In response to my earlier posting, an Assistant Dean at Michigan sent me some interesting numbers culled from the AALS Directory of Law Teachers. The data was presented in aggregate form, which works to the advantage of larger schools like Michigan, and covered all those listed in the directory, meaning those who earned their law degees forty years ago, as well as those who earned their degrees ten years ago.
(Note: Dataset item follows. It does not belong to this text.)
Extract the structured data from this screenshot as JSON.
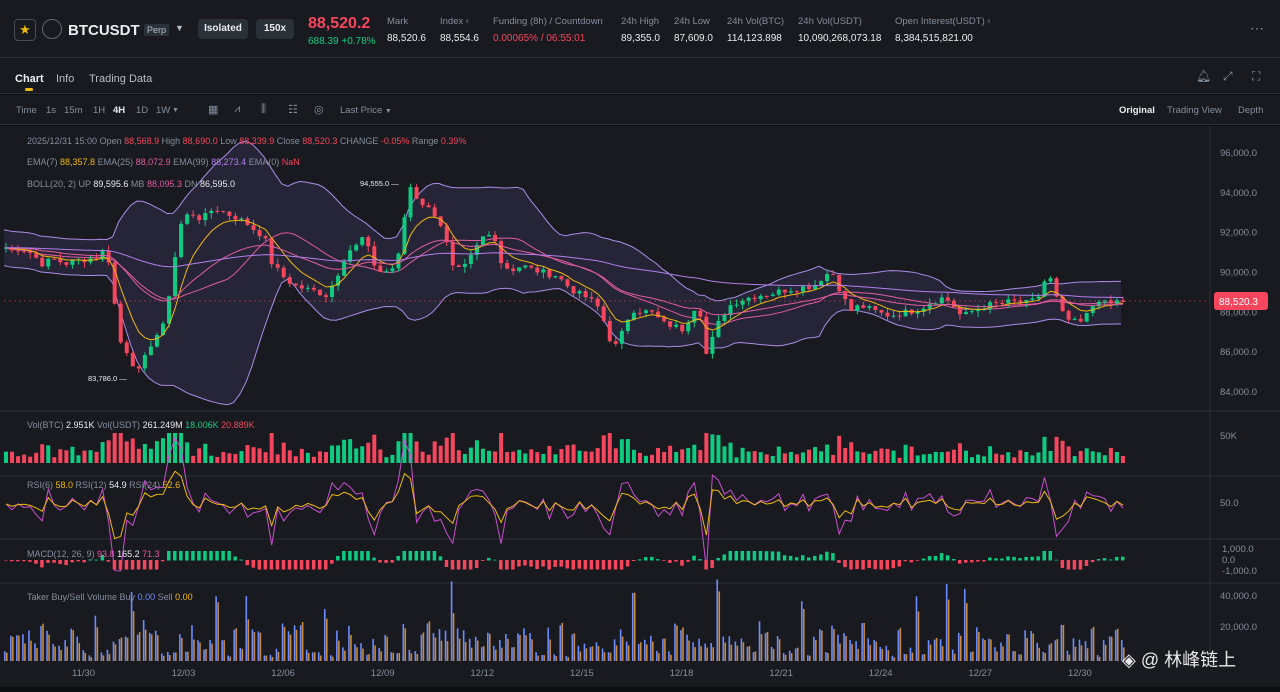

Still, it is easy enough to make a kind of per capita adjustment (to take account of very different school sizes), similar to what I've done for the Supreme Court clerkship listings: namely, to divide the total number of law teachers by the average recent class size rounded to the nearest 25.
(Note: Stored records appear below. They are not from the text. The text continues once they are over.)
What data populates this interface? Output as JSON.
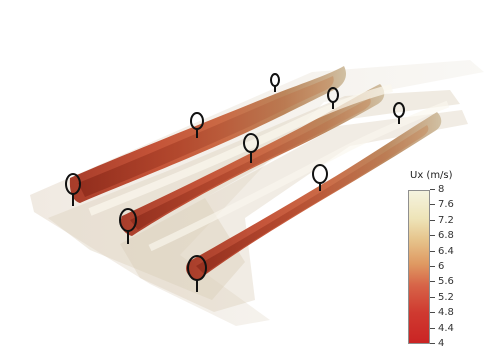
{
  "legend": {
    "title": "Ux (m/s)",
    "ticks": [
      "8",
      "7.6",
      "7.2",
      "6.8",
      "6.4",
      "6",
      "5.6",
      "5.2",
      "4.8",
      "4.4",
      "4"
    ]
  },
  "colors": {
    "high_speed": "#f5f3df",
    "mid_speed": "#df9962",
    "low_speed": "#ca2424",
    "turbine_outline": "#111111"
  }
}
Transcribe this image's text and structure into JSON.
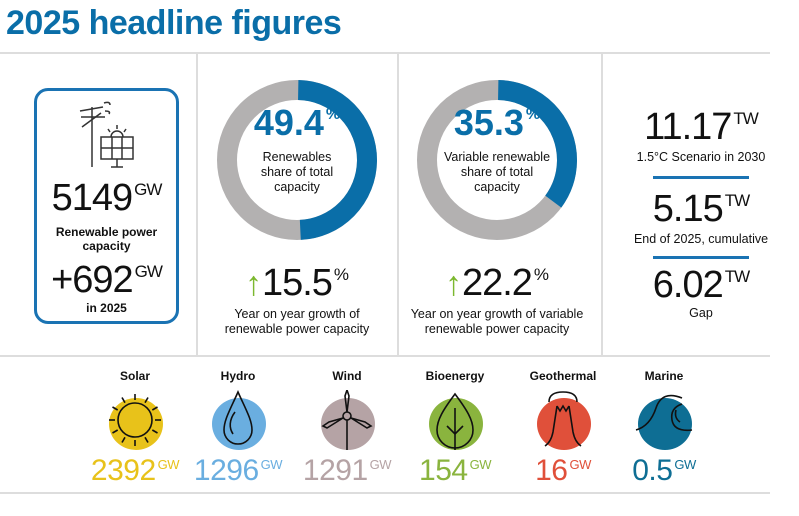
{
  "title": "2025 headline figures",
  "capacity": {
    "value": "5149",
    "unit": "GW",
    "label": "Renewable power capacity",
    "added": "+692",
    "added_unit": "GW",
    "added_label": "in 2025",
    "icon": "wind-solar-icon"
  },
  "donuts": [
    {
      "value": "49.4",
      "unit": "%",
      "share": 49.4,
      "label": [
        "Renewables",
        "share of total",
        "capacity"
      ],
      "growth": "15.5",
      "growth_unit": "%",
      "growth_label": [
        "Year on year growth of",
        "renewable power capacity"
      ]
    },
    {
      "value": "35.3",
      "unit": "%",
      "share": 35.3,
      "label": [
        "Variable renewable",
        "share of total",
        "capacity"
      ],
      "growth": "22.2",
      "growth_unit": "%",
      "growth_label": [
        "Year on year growth of variable",
        "renewable power capacity"
      ]
    }
  ],
  "targets": [
    {
      "value": "11.17",
      "unit": "TW",
      "label": "1.5°C Scenario in 2030"
    },
    {
      "value": "5.15",
      "unit": "TW",
      "label": "End of 2025, cumulative"
    },
    {
      "value": "6.02",
      "unit": "TW",
      "label": "Gap"
    }
  ],
  "technologies": [
    {
      "name": "Solar",
      "value": "2392",
      "unit": "GW",
      "color": "#e8c21a",
      "icon": "sun-icon"
    },
    {
      "name": "Hydro",
      "value": "1296",
      "unit": "GW",
      "color": "#6aaee0",
      "icon": "water-drop-icon"
    },
    {
      "name": "Wind",
      "value": "1291",
      "unit": "GW",
      "color": "#b5a3a5",
      "icon": "wind-turbine-icon"
    },
    {
      "name": "Bioenergy",
      "value": "154",
      "unit": "GW",
      "color": "#8ab43e",
      "icon": "leaf-icon"
    },
    {
      "name": "Geothermal",
      "value": "16",
      "unit": "GW",
      "color": "#e0503a",
      "icon": "volcano-icon"
    },
    {
      "name": "Marine",
      "value": "0.5",
      "unit": "GW",
      "color": "#0e6e94",
      "icon": "wave-icon"
    }
  ],
  "colors": {
    "accent": "#0a6ea8",
    "donut_rest": "#b3b1b1",
    "growth_arrow": "#7cb82f"
  }
}
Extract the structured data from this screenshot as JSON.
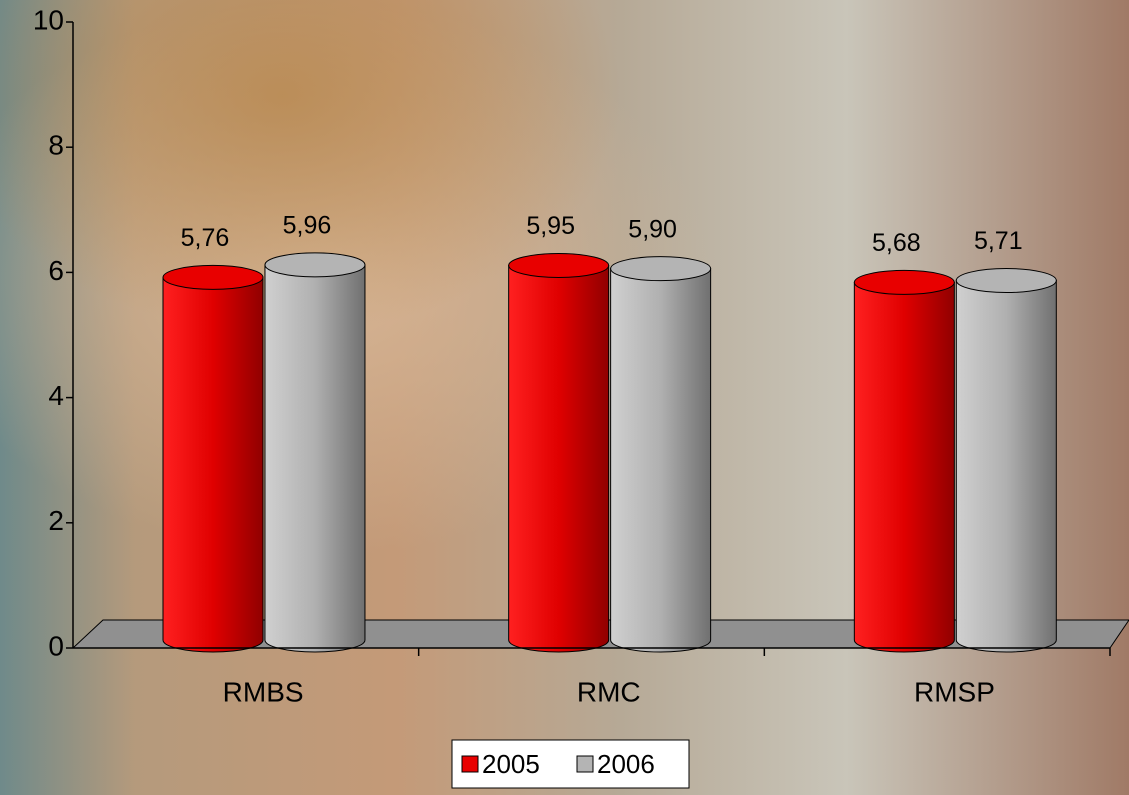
{
  "chart_data": {
    "type": "bar3d",
    "categories": [
      "RMBS",
      "RMC",
      "RMSP"
    ],
    "series": [
      {
        "name": "2005",
        "color": "#e80000",
        "values": [
          5.76,
          5.95,
          5.68
        ],
        "value_labels": [
          "5,76",
          "5,95",
          "5,68"
        ]
      },
      {
        "name": "2006",
        "color": "#b4b4b4",
        "values": [
          5.96,
          5.9,
          5.71
        ],
        "value_labels": [
          "5,96",
          "5,90",
          "5,71"
        ]
      }
    ],
    "ylim": [
      0,
      10
    ],
    "yticks": [
      0,
      2,
      4,
      6,
      8,
      10
    ],
    "legend": "bottom"
  }
}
For the 7,820 tenured and tenure-track law professors listed in the AALS Directory, here are the ten law schools who graduated the most law teachers (adjusted, per above, for class size):
1. Yale University (3.68)
2. Harvard University (1.94)
3. University of Chicago (1.51)
4. Stanford University (1.33)
5. Columbia University (0.84)
5. University of Michigan (0.84)
7. University of California, Berkeley (0.77)
8. University of Pennsylvania (0.67)
9. New York University (0.62)
10. Duke University (0.51)
10. Northwestern Univeristy (0.51)
Obviously schools like Michigan and Penn, which had a more dominant position in legal academia a generation or two ago, fare better by a measure like this, and schools, like NYU, which have improved markedly in the last generation don't do quite as well. Those changes show up in more recent studies of placement in law teaching.
Michigan also sent me data on the 1,623 faculty at "the top 25" law schools (I don't know what the measure was for "top 25," though I suspect it was U.S. News). Here are the five law schools that graduated the most law teachers at these "top" schools:
1. Yale University (1.68)
2. Harvard University (0.68)
3. University of Chicago (0.52)
4. Stanford University (0.39)
5. Columbia University (0.29)
Michigan comes in at 6th here, with a score of 0.21, followed by Berkeley at 0.20. The compression of scores thereafter make the further distinctions of dubious significance.